Cara flushed. "I was only thinking of-"
Bill held up his hand, cutting her off. "We'll take that under advisement."
But Bettina's criticism had opened the floodgates, and the meeting slid far and fast from professional politeness.
"We can't afford to wait forever," said one member.
"This might bankrupt us!" said another.
She listened to them imagine horror stories, and finally raised her voice. What if it didn't cost anything? Let's not jump to worst case scenarios. Let's just start with a simple letter."
Bettina stood, her cane shaking against the table. Cara felt awful, but she wasn't in the wrong here. "It costs us every day that you're there and not doing the other, very important work of the Society."
"Like polishing the plaques on board member's homes?"
Stunned silence greeted her inappropriate and unfair outburst.
She wanted to cry.
"That's enough, Ms. Levasseur," Bill said quietly.
"I'm so sorry," she said, staring intently at Bettina. "I didn't meant that."
Bill gestured for them both to sit down. "We appreciate that you are passionate about this project. We'll give you a week to wrap up the work out at Villa Sucre. Itemize the expenses, document everything as much as possible, and have a report back to us next Monday."
She nodded. "Understood."
"But this is probably it. You can write that letter, sure. But you need to wrap it up out there, Cara. That can't be where your head is next week. We need to move forward on the assumption that Villa Sucre is going elsewhere in the Parry family."
She nodded numbly.
"Let's move on to the next agenda item."
She sat woodenly and listened to the rest of the meeting. When it wrapped up, she excused herself, painfully aware that as soon as she headed for the door, everyone else sat down again.
Her days were numbered. She had to make them count.
FOURTEEN
MICK HADN'T REALIZED HE'D BEEN HOLDING HIS BREATH until Cara drove back up the lane the next afternoon.
He stood on the verandah and watched hungrily as she climbed out of her car.

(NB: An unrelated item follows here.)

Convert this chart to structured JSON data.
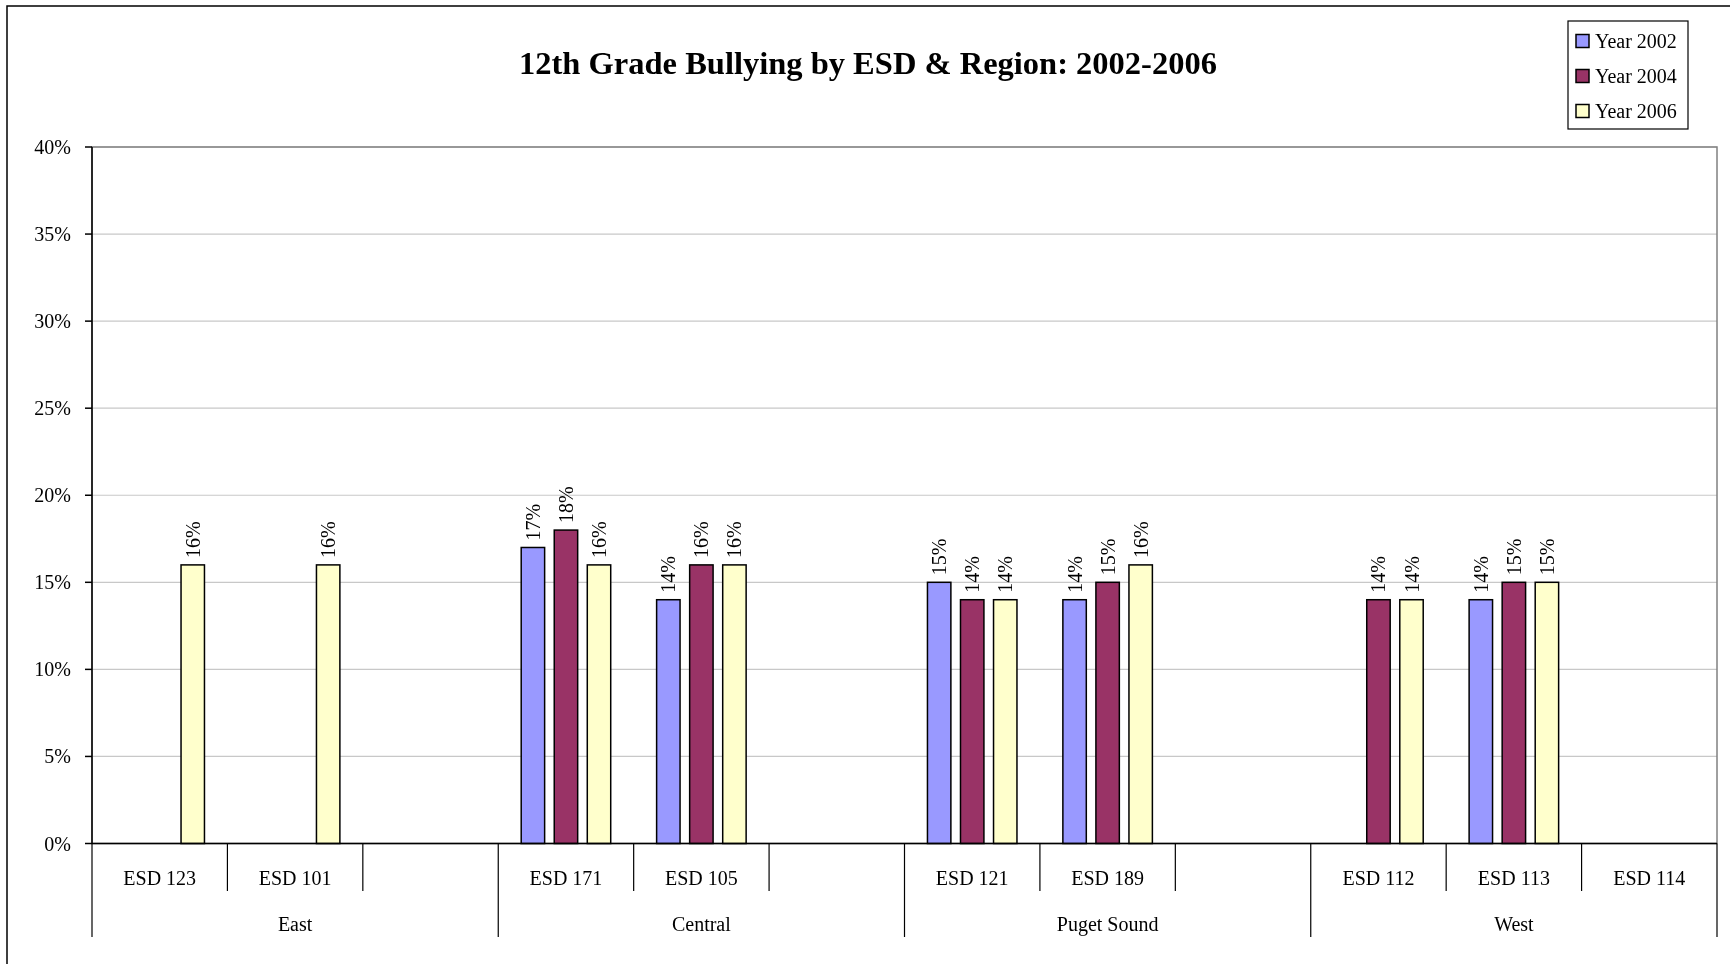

She was dressed up like a librarian or something. A historian, he supposed. Her wild curls had been tamed into a bun, and her long, gorgeous legs were mostly hidden by a demure skirt. The heels made what he could see of her calves go on for endless miles, though, and he wanted to drop to his knees and hike that skirt up, inch by inch, until her thighs fell open and revealed all her secrets for him.
Sex wouldn't change the fact that she ran away the day before. But it sure as fuck would feel good. And maybe what she needed was a reminder of just how intense their connection was.